Sale: Triton V, Lot: 278. Estimate $2500. 
Closing Date: Wednesday, 16 January 2002. 
Sold For $1600. This amount does not include the buyer’s fee.

SICILY, The Tyrrhenoi. Circa 357-336 BC. Æ Drachm (33.01 gm). TYPPH, head of Athena right, wearing crested helmet / Athena standing slighly left, holding long spear in right hand, left hand resting on shield set on the ground. SNG ANS 1167; Calciati pg. 307, 1; BMC Sicily pg. 238, 1; SNG Copenhagen -; SNG Morcom -; Laffaille -; Virzi -. Good VF, dark greenish brown patina. Overstruck on a Syracusan drachm, Athena/Two dolphins, star (Calciati II pg. 111, 62), with the star and two dolphins visible on the obverse, and the bowl of Athena's helmet visible on the reverse.
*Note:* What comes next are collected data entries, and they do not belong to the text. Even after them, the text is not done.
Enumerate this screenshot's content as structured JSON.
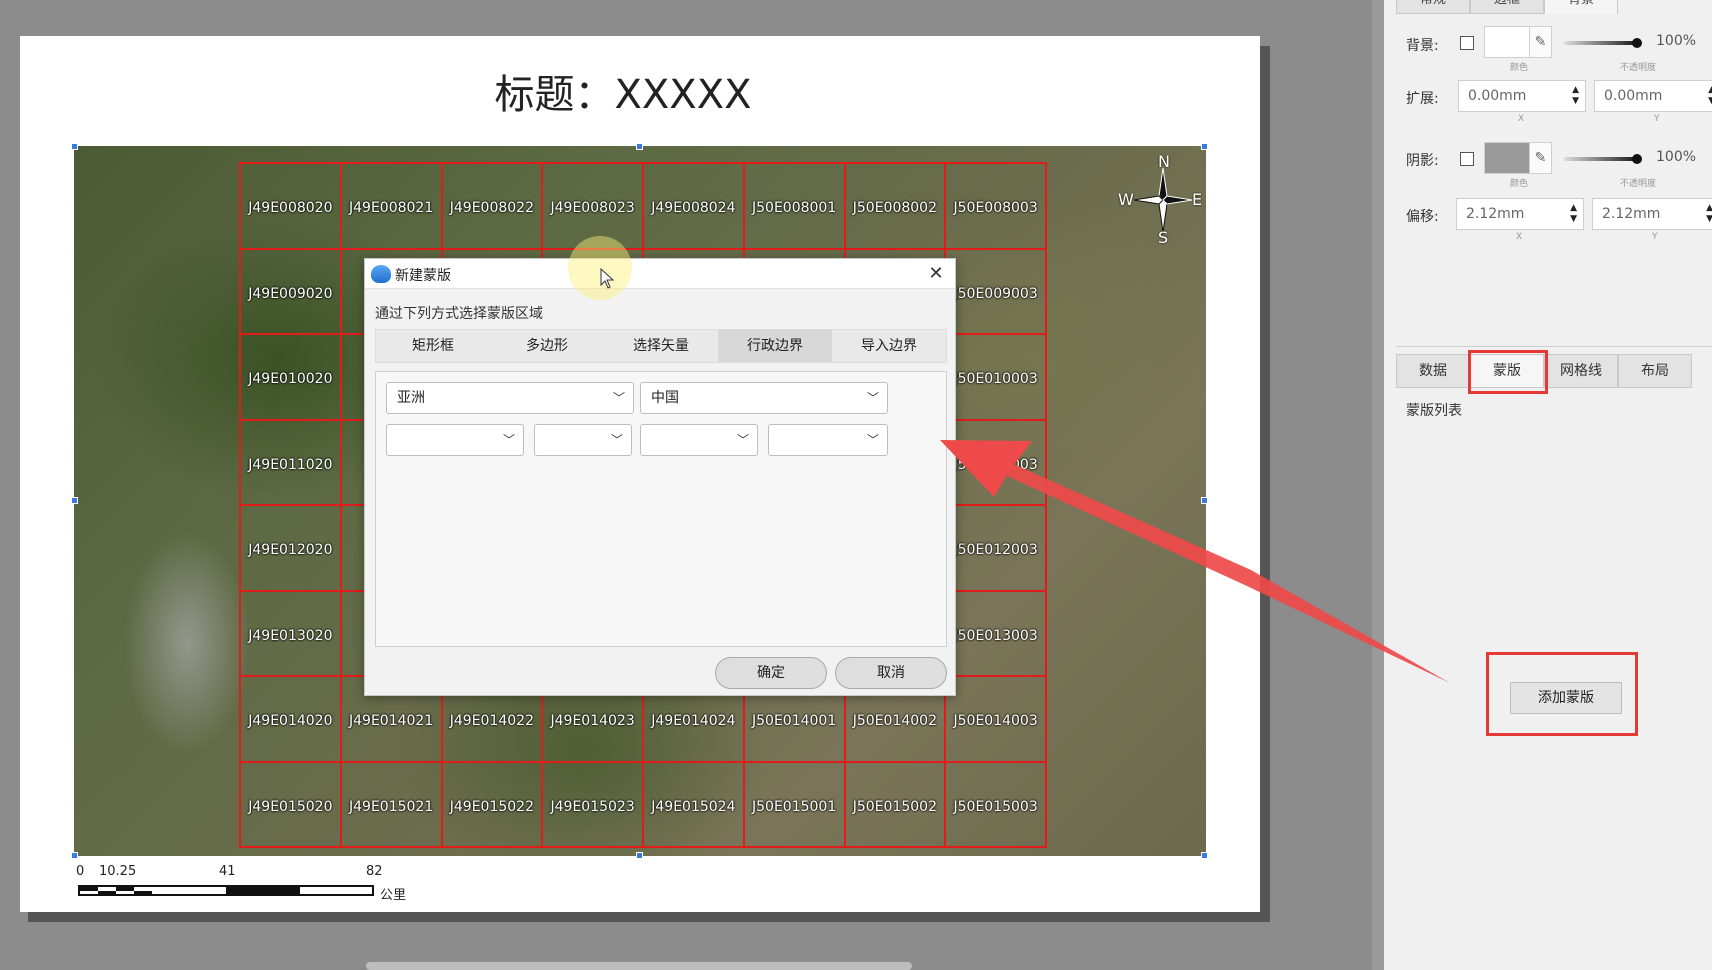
{
  "page": {
    "title": "标题：XXXXX"
  },
  "map": {
    "grid_labels": [
      [
        "J49E008020",
        "J49E008021",
        "J49E008022",
        "J49E008023",
        "J49E008024",
        "J50E008001",
        "J50E008002",
        "J50E008003"
      ],
      [
        "J49E009020",
        "",
        "",
        "",
        "",
        "",
        "",
        "J50E009003"
      ],
      [
        "J49E010020",
        "",
        "",
        "",
        "",
        "",
        "",
        "J50E010003"
      ],
      [
        "J49E011020",
        "",
        "",
        "",
        "",
        "",
        "",
        "J50E011003"
      ],
      [
        "J49E012020",
        "",
        "",
        "",
        "",
        "",
        "",
        "J50E012003"
      ],
      [
        "J49E013020",
        "",
        "",
        "",
        "",
        "",
        "",
        "J50E013003"
      ],
      [
        "J49E014020",
        "J49E014021",
        "J49E014022",
        "J49E014023",
        "J49E014024",
        "J50E014001",
        "J50E014002",
        "J50E014003"
      ],
      [
        "J49E015020",
        "J49E015021",
        "J49E015022",
        "J49E015023",
        "J49E015024",
        "J50E015001",
        "J50E015002",
        "J50E015003"
      ]
    ],
    "compass": {
      "n": "N",
      "s": "S",
      "e": "E",
      "w": "W"
    },
    "scale": {
      "ticks": [
        "0",
        "10.25",
        "41",
        "82"
      ],
      "unit": "公里"
    }
  },
  "dialog": {
    "title": "新建蒙版",
    "hint": "通过下列方式选择蒙版区域",
    "tabs": [
      "矩形框",
      "多边形",
      "选择矢量",
      "行政边界",
      "导入边界"
    ],
    "active_tab": "行政边界",
    "select_continent": "亚洲",
    "select_country": "中国",
    "select_province": "",
    "select_city": "",
    "select_county": "",
    "select_town": "",
    "ok_label": "确定",
    "cancel_label": "取消"
  },
  "panel": {
    "top_tabs": [
      "常规",
      "边框",
      "背景"
    ],
    "active_top_tab": "背景",
    "background": {
      "label": "背景:",
      "color_sub": "颜色",
      "opacity": "100%",
      "opacity_sub": "不透明度"
    },
    "expand": {
      "label": "扩展:",
      "x": "0.00mm",
      "y": "0.00mm",
      "x_sub": "X",
      "y_sub": "Y"
    },
    "shadow": {
      "label": "阴影:",
      "color_sub": "颜色",
      "opacity": "100%",
      "opacity_sub": "不透明度",
      "color": "#9a9a9a"
    },
    "offset": {
      "label": "偏移:",
      "x": "2.12mm",
      "y": "2.12mm",
      "x_sub": "X",
      "y_sub": "Y"
    },
    "bottom_tabs": [
      "数据",
      "蒙版",
      "网格线",
      "布局"
    ],
    "active_bottom_tab": "蒙版",
    "mask_list_label": "蒙版列表",
    "add_mask_label": "添加蒙版"
  },
  "colors": {
    "grid_line": "#e21b1b",
    "annotation_red": "#e53935",
    "dialog_accent": "#1f6fd0"
  }
}
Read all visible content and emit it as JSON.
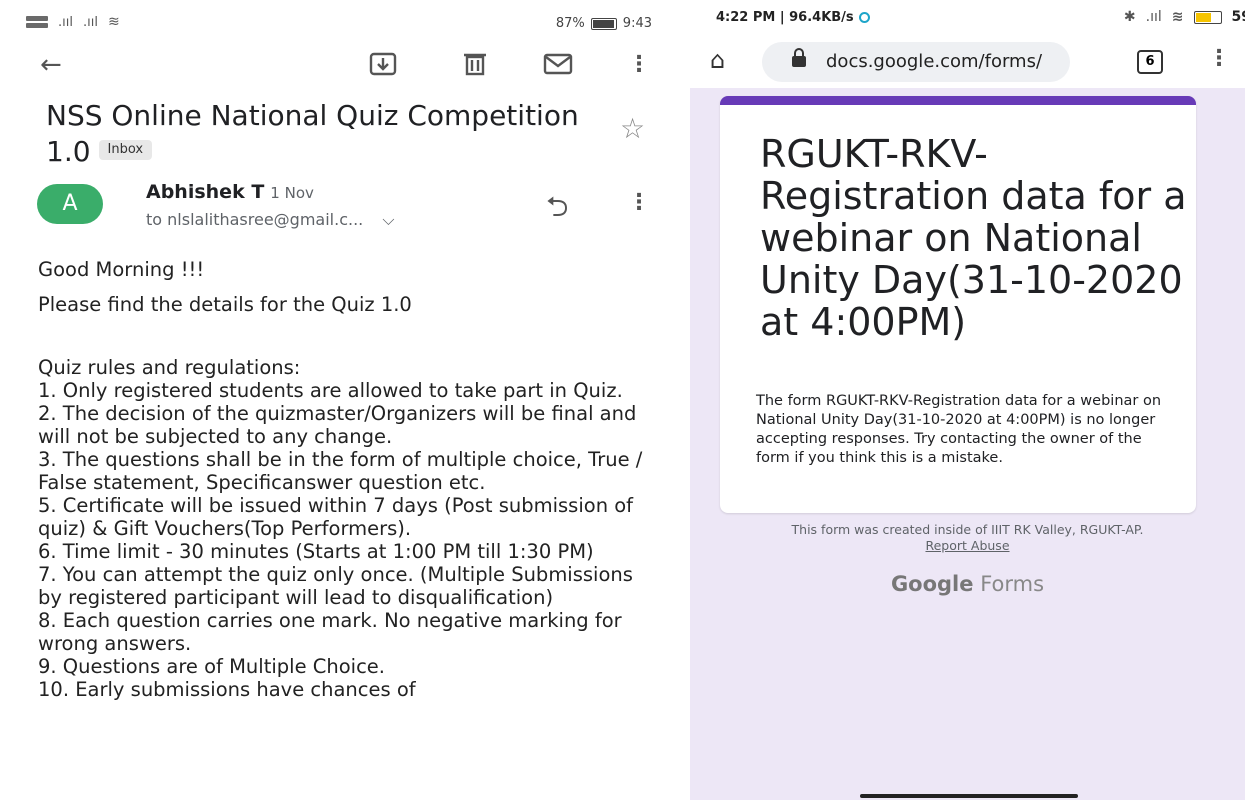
{
  "gmail": {
    "status": {
      "sim1": "VoLTE",
      "sim2": "VoLTE",
      "battery": "87%",
      "time": "9:43",
      "battery_level": 0.87
    },
    "subject": "NSS Online National Quiz Competition 1.0",
    "label": "Inbox",
    "avatar_letter": "A",
    "sender": "Abhishek T",
    "date": "1 Nov",
    "to": "to nlslalithasree@gmail.c...",
    "body_lines": [
      "Good Morning !!!",
      "Please find the details for the Quiz 1.0",
      "Quiz rules and regulations:",
      "1. Only registered students are allowed to take part in Quiz.",
      "2. The decision of the quizmaster/Organizers will be final and will not be subjected to any change.",
      "3. The questions shall be in the form of multiple choice, True / False statement, Specificanswer question etc.",
      "5. Certificate will be issued within 7 days (Post submission of quiz) & Gift Vouchers(Top Performers).",
      "6. Time limit - 30 minutes (Starts at 1:00 PM till 1:30 PM)",
      "7. You can attempt the quiz only once. (Multiple Submissions by registered participant will lead to disqualification)",
      "8. Each question carries one mark. No negative marking for wrong answers.",
      "9. Questions are of Multiple Choice.",
      "10. Early submissions have chances of"
    ]
  },
  "forms": {
    "status": {
      "time_speed": "4:22 PM | 96.4KB/s",
      "battery": "59",
      "battery_level": 0.59
    },
    "url": "docs.google.com/forms/",
    "tab_count": "6",
    "title": "RGUKT-RKV-Registration data for a webinar on National Unity Day(31-10-2020 at 4:00PM)",
    "description": "The form RGUKT-RKV-Registration data for a webinar on National Unity Day(31-10-2020 at 4:00PM) is no longer accepting responses. Try contacting the owner of the form if you think this is a mistake.",
    "footer_text": "This form was created inside of IIIT RK Valley, RGUKT-AP.",
    "report_link": "Report Abuse",
    "brand_google": "Google",
    "brand_forms": "Forms",
    "accent_color": "#673ab7"
  }
}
Very rare and exceptional for this issue. The coin shows very little wear and has a sharp, full ethnic on the obverse. ($2500)

For centuries mystery has surrounded the Etruscans, who are distinguished by the language they spoke, which, as Basque, Hungarian and Finnish, does not belong to the Indo-European family of languages spoken from the Bronze Age from India and central Asia to the British Isles. They were described by Herodotus (Histories 1.94) as Lydians led to Italy by Tyrrhenus, and overland invaders from across the Alps by Livy, who pointed to similarities between Etruscans and the inhabitants of Rhaetia. The Greek name for the Etruscans is Tyrsenoi or Tyrrhenoi (Strabo 5.22), the Latin Etrusci or Tusci, but according to Dionysius of Halicarnassus (1.30.2) they were indigenous Italians whose name for themselves was Rasenna ". He quotes Hellanicus’ identification of the Etruscans with the Pelasgians, the original inhabitants of Greece who came to Italy and founded Cortona, but, rejecting this legend, states that the Etruscan race "is very ancient and has no similarities in language and customs with any other race ". [NEW PARAGRAPH] In 384 Dionysius I of Syracuse raided Pyrgi on the south coast of Etruria and took a contingent of Etruscan soldiers, which had surrendered, back to Sicily. He may have settled them near the present Alimena, close to the settlement of the Sileroi, where they struck coins naming themselves as the Tyrrhenoi. This mint ceased to overstrike Syracusean drachmae when these mercenaries were wiped out by Timoleaon in 339/8. The cessation of this coinage is confirmed by contemporary Herbessos bronze drachmae (cf. SNG Copenhagen 292) overstruck on Syracusan drachmae already overstruck by the Tyrrhenoi.